Family and consumer sciences students utilize the food science lab in the Olen Hendrix Building to take cooking to a new level. This food lab hosts multiple, fully equipped kitchens in which students learn the chemistry of recipes and test baking variations using the scientific method.
Senior nutrition and dietetics major Joanna Nelson has used the food science lab for multiple classes.
“Our class uses it for advanced food science class, which is our senior level research class,” Nelson said. “We’re manipulating recipes, and we’ll gather data and write a paper and have a test panel.”
The actual lab is also used for freshman-level courses and for family resource management class, in which students plan and budget meals and invite guests to try them.

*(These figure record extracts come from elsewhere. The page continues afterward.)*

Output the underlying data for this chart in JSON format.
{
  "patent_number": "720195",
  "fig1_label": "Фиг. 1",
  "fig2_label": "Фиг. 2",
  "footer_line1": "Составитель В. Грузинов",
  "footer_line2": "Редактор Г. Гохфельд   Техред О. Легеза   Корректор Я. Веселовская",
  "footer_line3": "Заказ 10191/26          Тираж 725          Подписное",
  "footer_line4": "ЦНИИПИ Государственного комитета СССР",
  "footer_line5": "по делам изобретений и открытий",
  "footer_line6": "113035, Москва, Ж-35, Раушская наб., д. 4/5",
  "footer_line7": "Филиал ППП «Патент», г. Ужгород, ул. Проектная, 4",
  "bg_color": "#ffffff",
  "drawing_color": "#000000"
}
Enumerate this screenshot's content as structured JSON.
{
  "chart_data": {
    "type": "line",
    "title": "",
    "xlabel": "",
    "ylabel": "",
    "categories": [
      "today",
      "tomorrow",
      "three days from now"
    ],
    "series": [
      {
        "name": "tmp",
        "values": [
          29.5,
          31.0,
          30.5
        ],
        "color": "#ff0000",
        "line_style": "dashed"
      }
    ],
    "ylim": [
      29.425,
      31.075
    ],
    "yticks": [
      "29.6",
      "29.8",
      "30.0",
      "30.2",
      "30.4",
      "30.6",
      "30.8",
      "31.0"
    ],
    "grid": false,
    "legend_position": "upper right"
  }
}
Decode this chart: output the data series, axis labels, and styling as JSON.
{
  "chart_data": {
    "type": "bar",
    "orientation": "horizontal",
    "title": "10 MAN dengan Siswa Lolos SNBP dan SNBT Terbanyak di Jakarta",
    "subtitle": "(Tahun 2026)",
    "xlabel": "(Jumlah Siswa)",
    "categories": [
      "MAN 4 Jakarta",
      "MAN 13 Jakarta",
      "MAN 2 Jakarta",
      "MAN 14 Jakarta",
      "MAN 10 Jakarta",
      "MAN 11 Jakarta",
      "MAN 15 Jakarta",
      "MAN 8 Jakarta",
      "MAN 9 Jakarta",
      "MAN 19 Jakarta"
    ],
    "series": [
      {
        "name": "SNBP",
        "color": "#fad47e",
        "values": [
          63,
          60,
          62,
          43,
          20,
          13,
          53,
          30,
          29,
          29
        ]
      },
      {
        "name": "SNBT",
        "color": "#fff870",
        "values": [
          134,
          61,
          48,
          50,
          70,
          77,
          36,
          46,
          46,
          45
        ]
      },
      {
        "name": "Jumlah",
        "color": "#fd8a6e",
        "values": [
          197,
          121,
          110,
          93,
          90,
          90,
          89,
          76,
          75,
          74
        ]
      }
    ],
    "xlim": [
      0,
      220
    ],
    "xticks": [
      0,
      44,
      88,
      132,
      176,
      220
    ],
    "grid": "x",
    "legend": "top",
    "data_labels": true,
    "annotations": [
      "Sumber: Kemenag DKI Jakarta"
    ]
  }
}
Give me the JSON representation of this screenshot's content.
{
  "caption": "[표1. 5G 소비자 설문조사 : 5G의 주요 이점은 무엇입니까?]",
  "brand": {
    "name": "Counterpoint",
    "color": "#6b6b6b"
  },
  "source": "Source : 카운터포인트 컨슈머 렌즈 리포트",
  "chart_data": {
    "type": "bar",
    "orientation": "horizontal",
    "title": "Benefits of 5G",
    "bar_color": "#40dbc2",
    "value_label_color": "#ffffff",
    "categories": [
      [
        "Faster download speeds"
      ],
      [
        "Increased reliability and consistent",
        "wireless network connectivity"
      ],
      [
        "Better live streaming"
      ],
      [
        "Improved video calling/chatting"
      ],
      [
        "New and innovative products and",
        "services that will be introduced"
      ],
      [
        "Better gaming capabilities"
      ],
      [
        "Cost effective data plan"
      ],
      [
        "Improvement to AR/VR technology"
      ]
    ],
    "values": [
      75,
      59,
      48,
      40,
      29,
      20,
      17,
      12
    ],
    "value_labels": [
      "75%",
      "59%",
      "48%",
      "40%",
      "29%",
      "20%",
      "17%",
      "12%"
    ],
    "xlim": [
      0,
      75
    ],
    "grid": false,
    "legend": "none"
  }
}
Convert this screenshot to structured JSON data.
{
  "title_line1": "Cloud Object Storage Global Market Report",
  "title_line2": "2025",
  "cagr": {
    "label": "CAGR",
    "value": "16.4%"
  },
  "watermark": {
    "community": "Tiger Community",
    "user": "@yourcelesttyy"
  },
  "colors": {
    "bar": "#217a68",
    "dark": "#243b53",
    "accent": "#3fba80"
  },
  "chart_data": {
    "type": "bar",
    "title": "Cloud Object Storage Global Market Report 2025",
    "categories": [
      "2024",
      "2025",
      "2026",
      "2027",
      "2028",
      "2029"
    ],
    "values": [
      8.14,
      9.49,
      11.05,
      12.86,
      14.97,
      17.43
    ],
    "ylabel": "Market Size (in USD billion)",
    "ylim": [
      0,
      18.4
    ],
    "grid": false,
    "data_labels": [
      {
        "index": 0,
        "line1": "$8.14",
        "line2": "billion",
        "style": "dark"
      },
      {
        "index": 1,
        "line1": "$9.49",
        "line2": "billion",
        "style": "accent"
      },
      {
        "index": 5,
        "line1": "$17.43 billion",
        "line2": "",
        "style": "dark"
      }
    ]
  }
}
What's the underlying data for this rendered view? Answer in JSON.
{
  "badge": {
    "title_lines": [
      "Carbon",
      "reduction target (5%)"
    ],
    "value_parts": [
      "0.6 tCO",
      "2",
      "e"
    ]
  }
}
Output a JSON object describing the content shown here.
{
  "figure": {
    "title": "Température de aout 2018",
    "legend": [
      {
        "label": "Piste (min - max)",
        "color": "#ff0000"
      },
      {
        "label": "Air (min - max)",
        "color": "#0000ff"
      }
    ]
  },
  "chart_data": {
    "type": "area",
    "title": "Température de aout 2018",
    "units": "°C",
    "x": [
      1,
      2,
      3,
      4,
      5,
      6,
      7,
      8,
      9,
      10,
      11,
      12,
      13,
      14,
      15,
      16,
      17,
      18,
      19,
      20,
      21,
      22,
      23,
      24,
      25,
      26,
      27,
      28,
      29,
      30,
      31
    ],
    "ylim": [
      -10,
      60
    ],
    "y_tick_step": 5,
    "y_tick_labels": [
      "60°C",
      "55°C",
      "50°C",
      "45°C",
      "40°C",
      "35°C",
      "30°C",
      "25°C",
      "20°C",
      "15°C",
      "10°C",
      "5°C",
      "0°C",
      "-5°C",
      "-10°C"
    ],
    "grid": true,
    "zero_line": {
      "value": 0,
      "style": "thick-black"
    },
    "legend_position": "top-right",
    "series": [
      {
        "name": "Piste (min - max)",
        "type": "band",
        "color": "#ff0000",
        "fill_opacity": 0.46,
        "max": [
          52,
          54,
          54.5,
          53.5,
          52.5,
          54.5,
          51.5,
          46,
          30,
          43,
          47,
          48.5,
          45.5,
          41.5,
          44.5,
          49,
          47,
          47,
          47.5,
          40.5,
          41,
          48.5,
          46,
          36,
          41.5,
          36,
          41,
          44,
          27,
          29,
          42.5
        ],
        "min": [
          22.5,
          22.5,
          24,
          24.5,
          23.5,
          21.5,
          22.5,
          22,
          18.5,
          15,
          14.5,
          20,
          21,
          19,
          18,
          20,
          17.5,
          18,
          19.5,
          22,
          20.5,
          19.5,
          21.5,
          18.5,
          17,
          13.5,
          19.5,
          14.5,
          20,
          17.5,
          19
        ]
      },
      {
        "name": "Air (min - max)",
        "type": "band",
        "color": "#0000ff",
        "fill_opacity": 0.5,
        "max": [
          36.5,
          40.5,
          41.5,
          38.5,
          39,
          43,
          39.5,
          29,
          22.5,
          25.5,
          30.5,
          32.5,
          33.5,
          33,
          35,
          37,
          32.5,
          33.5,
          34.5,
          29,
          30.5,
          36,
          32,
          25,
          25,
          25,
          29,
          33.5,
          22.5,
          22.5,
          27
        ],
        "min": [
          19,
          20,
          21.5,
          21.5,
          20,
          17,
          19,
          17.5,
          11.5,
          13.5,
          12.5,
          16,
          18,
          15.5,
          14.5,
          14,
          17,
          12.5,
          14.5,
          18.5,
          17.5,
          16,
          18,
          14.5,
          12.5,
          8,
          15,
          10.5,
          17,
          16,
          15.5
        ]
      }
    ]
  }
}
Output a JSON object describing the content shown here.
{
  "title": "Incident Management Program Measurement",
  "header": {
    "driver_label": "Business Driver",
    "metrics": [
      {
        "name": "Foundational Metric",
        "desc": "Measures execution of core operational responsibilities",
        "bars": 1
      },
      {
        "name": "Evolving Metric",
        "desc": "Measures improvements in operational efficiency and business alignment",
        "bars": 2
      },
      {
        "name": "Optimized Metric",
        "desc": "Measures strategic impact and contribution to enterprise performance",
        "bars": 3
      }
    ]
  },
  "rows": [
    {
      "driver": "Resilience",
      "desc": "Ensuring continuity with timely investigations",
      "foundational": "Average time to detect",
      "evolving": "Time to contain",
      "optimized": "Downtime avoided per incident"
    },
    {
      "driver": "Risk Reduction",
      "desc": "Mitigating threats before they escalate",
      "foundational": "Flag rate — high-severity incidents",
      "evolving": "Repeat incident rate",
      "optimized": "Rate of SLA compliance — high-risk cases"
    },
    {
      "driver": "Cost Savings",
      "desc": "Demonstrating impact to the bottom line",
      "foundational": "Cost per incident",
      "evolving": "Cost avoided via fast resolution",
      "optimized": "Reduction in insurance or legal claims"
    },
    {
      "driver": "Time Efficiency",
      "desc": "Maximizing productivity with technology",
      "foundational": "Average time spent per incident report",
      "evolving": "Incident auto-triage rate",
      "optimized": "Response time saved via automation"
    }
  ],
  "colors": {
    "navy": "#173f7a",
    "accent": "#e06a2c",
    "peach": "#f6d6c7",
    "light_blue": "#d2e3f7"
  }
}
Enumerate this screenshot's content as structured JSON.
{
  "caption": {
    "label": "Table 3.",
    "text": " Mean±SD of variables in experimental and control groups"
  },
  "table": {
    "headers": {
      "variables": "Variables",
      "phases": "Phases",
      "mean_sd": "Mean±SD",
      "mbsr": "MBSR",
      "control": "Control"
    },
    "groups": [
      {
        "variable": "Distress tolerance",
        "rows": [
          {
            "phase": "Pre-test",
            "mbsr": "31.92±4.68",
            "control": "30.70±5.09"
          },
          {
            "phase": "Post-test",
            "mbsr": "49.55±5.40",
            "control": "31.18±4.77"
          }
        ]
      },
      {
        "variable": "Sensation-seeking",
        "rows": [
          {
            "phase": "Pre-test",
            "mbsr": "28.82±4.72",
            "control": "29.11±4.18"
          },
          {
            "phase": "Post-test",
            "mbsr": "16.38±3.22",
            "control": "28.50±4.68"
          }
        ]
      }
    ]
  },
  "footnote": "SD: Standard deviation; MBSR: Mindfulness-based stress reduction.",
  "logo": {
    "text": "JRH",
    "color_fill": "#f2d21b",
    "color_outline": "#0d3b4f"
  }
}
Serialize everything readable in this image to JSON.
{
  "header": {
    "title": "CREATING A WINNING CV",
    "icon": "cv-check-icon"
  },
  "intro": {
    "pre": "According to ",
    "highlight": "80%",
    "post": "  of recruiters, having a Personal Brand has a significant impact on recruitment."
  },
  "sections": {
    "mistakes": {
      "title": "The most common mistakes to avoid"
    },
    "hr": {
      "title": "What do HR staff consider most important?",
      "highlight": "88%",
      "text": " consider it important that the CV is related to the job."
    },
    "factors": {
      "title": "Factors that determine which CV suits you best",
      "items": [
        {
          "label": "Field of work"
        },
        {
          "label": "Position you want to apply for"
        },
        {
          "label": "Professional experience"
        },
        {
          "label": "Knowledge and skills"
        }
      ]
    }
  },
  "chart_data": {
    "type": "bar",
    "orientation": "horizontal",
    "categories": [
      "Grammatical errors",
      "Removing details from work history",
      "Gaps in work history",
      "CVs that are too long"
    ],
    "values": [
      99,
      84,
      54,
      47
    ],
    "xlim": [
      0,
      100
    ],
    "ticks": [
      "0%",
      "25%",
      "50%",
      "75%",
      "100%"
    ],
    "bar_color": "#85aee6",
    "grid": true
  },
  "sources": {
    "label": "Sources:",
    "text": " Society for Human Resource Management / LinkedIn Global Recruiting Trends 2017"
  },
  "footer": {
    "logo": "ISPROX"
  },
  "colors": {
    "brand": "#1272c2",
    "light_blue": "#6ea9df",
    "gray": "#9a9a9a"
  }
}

“Say you wanted to reduce the fat in a recipe, you would learn how to replace the fat in a recipe,” Nelson said. “You’re just changing a variable in the recipe and testing consumer acceptance of the change.”
The kitchens are not only equipped with whisks and measuring cups, but have become a mix of a kitchen and a chemistry lab with scales and graduated cylinders. Instead of measuring flour, lab users weigh flour so recipes are exact down to the gram. To the casual cook, this meticulous process may seem extreme, but according to Nelson, these processes are important for a number of consumers.
“Simple substitutions are sometimes necessary if you are out of an ingredient or if you have an allergy or intolerance and you need to apply that to your diet or for whoever you’re cooking for,” Nelson said. “(Food science) does apply to everyone, you just might not know it or might not be utilizing it.”
Learning to make substitutions in original recipes has provided nutritious alternatives for people with food allergies like gluten, wheat or dairy allergies. If a recipe calls for two eggs and there is only one in the fridge, there are alternatives that will create an equally tasty dish, which can come in handy for poor college students.